La voix de Stella se brise sur les derniers mots. Terriblement ému par son histoire, qui fait écho à ma propre situation et aux craintes que je ressens vis-à-vis de ma grand-mère, je déglutis difficilement.

— Ma mère a demandé à quitter l'hôpital pour passer la fin de sa vie à la maison et je me suis installée avec elle. C'était le mois le plus difficile de toute ma vie. La voir s'éteindre chaque jour un peu plus était horrible, mais j'avais besoin d'être auprès d'elle, de l'accompagner et de profiter de sa présence tant qu'il était encore temps... De lui dire tout ce que je n'avais jamais pu lui confier...

Les phrases semblent de plus en plus difficiles à sortir. Les yeux embués de larmes, Stella se racle la gorge.

— Mais, tu sais quelles ont été les dernières paroles de ma mère ?

Je secoue la tête en silence, attendant qu'elle ne poursuive.

— Elle m'a dit que... Qu'elle était soulagée d'enfin partir pour me libérer de cette charge. Que de me voir ainsi lui brisait le cœur... Elle m'a suppliée de ne pas me laisser dévorer par la tristesse, de redevenir la Stella enjouée et ambitieuse qu'elle connaissait.

— Et c'est ce que tu as fait ?

Dans la pénombre de la nuit, mon amie acquiesce d'un subtil mouvement de tête.

— Me retrouver seule face au trou béant qu'avait laissé ma mère n'a pas été facile... Mais ce n'est que là que j'ai réalisé tout ce que j'avais abandonné en chemin. Toutes ces passions, ces rêves que j'avais mis en pause. Je me suis retrouvée à un carrefour difficile : soit je sombrais, soit je me battais pour m'en sortir. Alors, pour une fois, j'ai enfin décidé de l'écouter. J'ai trouvé des forces que je ne pensais même plus avoir et, avec l'aide d'une psy et de plusieurs personnes de confiance, j'ai réussi à me remettre en selle. J'ai redoublé ma seconde année de fac et, cette fois-ci, je l'ai passée.

Je sens mon cœur se réchauffer doucement. Le récit de Stella est aussi surprenant qu'inspirant. Si cette fille me troublait déjà beaucoup, la voir s'ouvrir ainsi à moi ce soir est d'autant plus déstabilisant. C'est comme si, plus je creusais, plus ce que je découvrais d'elle me fascinait.
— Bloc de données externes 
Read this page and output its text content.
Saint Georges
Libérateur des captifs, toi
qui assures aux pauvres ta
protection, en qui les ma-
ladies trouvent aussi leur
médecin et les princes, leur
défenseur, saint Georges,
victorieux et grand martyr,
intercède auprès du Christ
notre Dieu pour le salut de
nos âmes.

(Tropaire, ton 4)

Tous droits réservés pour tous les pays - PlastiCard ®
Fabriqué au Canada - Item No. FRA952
— Quelle force tu as... lui soufflé-je d'un air admiratif. D'ailleurs, je ne sais même pas en quoi tu as décidé de te spécialiser, à la fac. Est-ce que tu étudies la biologie, comme Leonardo ?

Stella secoue la tête.

— Non, je ne suis pas vraiment scientifique dans l'âme... J'ai choisi d'étudier les langues étrangères. J'aimerais beaucoup enseigner l'anglais. Je sens que j'ai besoin de travailler avec les gens, de leur transmettre des choses.

— C'est un beau projet. Et je suis sûr que ta mère serait très fière de toi.

Mes paroles flottent dans l'air quelques instants, avant qu'un sourire ne se lève sur le visage de Stella. Un sourire immense et radieux qui, à lui seul, pourrait bien illuminer tout le village de Castelmezzano.